第3話 転生3
気が付いたらベッドの上だった。
きっとこれが転生の影響なんだろう、2人分の記憶があって軽い頭痛がする。
少年の名前はシーマ。
何だかシーマと椎名で似ている……。
性格も大きく違わないみたいでちょっと安心だ。
16歳で、この世界では成人だそうだ。
新人の冒険者をしていて、職業は剣士。椎名守としての俺は剣を扱ったことはないが、今は理解出来ていたりする。
この国の名はオルティアで、
この街の名はコスタ。
ここは教会の治療室らしい。
シーマくんの記憶がそう教えてくれたのだ。
今はまだ朝のようで、昇ったばかりの朝日をカーテン越しに浴びていると、ふとお腹辺りに重みを感じる。女の子が横たわる俺にもたれかかるようにして伏せていた。
この子がセレナだ。シーマくんの記憶がそう告げている。魔法使いの冒険者でシーマくんとパーティーを組んでいたらしい。
肩くらいまである茶色の髪から、整った顔立ちをこちらに向けて寝ているようだ。横からでもわかる大きな胸が気になるが、ここで動いて起こしてしまうのも悪いので、そのままじっとしてシーマくんの生前の記憶を整理することにする。
まず思い出せるのはもう生きていないシーマくんの両親の顔だ。
精悍な父親レギアスと可憐さの中にも芯の強さを感じる母親シルビア。
2人とも元Bランクの冒険者として宿屋を営んでいたらしい。一人息子のシーマくんも初級の冒険者をしながらもよく手伝っていて、仲良く3人で暮らしていたみたいだ。
そんな幸せな日々が崩れたのは、スタンピードがあったからだ。
近くのダンジョンからモンスターが溢れて、この街に襲いかかってきた。シーマくんはセレナと一緒に、両親も元冒険者として戦った。その結果両親2人は亡くなり、それを聞いたシーマくんは気を失ったというわけだ。

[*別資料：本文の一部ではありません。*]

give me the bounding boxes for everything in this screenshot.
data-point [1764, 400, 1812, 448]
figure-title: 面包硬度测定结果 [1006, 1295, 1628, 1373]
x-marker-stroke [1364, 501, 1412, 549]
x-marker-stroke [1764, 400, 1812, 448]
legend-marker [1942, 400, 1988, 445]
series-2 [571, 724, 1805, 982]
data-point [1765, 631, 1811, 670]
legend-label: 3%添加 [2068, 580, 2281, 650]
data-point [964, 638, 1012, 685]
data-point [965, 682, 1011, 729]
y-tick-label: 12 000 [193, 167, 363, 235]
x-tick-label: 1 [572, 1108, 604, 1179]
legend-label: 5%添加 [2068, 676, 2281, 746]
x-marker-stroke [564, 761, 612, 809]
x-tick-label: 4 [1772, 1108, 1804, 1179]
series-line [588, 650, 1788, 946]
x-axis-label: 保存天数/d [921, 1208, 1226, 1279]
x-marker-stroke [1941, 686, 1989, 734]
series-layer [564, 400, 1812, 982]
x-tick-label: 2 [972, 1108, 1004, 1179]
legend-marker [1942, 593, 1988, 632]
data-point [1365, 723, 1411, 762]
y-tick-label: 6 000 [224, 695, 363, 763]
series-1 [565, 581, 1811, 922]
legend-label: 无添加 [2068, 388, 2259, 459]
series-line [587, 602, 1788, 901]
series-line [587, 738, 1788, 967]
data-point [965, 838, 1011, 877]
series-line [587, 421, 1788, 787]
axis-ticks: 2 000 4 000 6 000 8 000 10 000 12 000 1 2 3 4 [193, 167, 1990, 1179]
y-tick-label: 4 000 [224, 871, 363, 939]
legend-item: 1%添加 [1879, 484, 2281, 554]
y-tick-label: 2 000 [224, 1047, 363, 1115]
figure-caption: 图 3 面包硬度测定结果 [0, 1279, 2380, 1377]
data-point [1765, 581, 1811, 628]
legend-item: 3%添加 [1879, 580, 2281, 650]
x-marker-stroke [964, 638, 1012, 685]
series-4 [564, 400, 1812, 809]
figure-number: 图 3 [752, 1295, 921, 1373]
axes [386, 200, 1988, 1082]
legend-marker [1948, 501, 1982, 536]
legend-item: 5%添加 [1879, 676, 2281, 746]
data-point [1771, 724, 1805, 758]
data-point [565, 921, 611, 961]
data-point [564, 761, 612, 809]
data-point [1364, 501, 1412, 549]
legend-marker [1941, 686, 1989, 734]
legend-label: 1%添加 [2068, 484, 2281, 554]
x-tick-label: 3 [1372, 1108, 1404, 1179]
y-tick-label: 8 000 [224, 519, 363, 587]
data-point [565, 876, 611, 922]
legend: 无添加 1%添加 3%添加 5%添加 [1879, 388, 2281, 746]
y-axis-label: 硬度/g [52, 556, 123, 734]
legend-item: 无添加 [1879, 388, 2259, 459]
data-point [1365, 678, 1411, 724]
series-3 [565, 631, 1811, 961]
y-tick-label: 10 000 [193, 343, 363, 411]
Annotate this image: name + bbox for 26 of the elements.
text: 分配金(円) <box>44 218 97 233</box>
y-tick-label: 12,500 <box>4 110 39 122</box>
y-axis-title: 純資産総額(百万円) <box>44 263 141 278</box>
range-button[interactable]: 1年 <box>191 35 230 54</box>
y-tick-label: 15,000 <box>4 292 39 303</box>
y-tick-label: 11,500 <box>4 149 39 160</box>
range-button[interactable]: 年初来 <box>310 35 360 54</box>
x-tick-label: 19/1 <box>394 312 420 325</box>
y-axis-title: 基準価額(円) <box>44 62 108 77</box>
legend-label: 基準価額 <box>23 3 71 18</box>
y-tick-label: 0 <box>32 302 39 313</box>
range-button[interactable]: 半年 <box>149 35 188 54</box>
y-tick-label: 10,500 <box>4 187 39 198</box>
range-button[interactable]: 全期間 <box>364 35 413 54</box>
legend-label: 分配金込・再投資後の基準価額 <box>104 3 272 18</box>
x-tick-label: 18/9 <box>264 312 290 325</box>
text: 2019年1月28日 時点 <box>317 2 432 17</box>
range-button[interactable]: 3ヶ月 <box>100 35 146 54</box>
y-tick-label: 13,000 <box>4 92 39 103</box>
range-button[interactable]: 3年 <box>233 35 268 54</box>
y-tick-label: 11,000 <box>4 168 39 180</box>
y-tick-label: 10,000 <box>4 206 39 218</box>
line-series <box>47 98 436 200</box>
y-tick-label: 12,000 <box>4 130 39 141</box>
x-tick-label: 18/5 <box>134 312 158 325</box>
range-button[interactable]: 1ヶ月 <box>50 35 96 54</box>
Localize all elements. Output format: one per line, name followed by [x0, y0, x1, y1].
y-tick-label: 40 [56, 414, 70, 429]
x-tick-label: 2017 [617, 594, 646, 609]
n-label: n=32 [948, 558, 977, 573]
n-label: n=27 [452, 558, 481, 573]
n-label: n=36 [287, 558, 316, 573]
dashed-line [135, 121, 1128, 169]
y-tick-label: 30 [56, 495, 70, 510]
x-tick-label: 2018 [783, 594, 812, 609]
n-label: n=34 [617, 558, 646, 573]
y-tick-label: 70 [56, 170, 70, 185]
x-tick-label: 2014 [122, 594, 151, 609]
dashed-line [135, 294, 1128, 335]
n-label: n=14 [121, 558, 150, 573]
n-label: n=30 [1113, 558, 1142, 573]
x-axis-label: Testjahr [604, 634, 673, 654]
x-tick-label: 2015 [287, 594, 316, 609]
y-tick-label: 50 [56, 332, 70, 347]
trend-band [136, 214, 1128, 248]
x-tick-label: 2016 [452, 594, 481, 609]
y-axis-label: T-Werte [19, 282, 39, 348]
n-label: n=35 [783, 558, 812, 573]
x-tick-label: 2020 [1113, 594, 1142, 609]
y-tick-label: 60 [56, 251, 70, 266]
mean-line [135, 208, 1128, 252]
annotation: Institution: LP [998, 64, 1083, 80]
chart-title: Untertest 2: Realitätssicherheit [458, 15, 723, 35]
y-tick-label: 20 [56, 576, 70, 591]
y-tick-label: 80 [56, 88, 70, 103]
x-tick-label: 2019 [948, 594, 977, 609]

いくら他人の記憶とはいえ、今となっては俺の大事な一部だ。悲しくないわけがない。
これからシーマとして生きていくんだから、それらの全部を受け入れなければならないんだ。あらかじめわかっていたこととはいえ、いざその時になるとその重さに耐えきれなくなる。
女神に精神耐性をお願いすればよかったかな…。かなり辛いわ、これ。
何気なく見回した部屋には、こちらを見守るようにして置かれたあの女神そっくりの像があった。
ここは教会内だもんね。
あっても不思議じゃない。
そこに居て助けてくれたのはやっぱりあんただったんだね。
『 ありがとう、エルピス。』
感謝の気持ちを投げかけたら、何だか女神エルピス像が微笑むようにして少し光った。
『 精神耐性のスキルが発現しました』
エルピスのような声が頭の中に聞こえてくる。
マジか!スゲー!
そうだ。せっかくだから、エルピスからもらった加護を確認しておこう。
『ステータス』って心の中で唱えてみると、目の前に半透明のウィンドウが現れて文字が映し出されている。
・シーマ•••人間
・年齢•••16歳(独身)
・職業•••冒険者(Eランク)
・スキル•••剣士Lv.1、生活魔法Lv.3、火魔法Lv.1、水魔法Lv.1、土魔法Lv.1、光魔法Lv.1、空間魔法Lv.1、鑑定Lv.1、アイテムボックスLv.1、精神耐性
・称号•••転生者、エルピスの使い
「おぉー!!」
いかんいかん、思わず感動して声を上げてしまった。
さすが異世界。魔法を使えるのね。
スキルの剣士と生活魔法は元々シーマくんが持ってたもので、その後のものはエルピスがくれた加護だろう。ちゃんと精神耐性も付いてる。俺の女神は凄いんだな。
それにしても、称号は見られたらマズイやつだよなー。どうにか隠蔽出来ないかな。
『 俺の可愛い女神エルピス様、異世界を無事に過ごすため、隠蔽魔法を与えて下さい。』
エルピス像に祈りを捧げると、また微笑むようにして光った。
『 隠蔽魔法のスキルが発現しました。』
早速『 隠蔽』と唱えてステータスをイジることにする。
・シーマ•••人間
・年齢•••16歳(独身)
・職業•••冒険者(Eランク)
・スキル•••剣士Lv.1、生活魔法Lv.3、火魔法Lv.1、水魔法Lv.1、土魔法Lv.1、光魔法Lv.1、精神耐性
とりあえずレアそうな空間魔法、鑑定とアイテムボックス、そして称号は隠しておくことにした。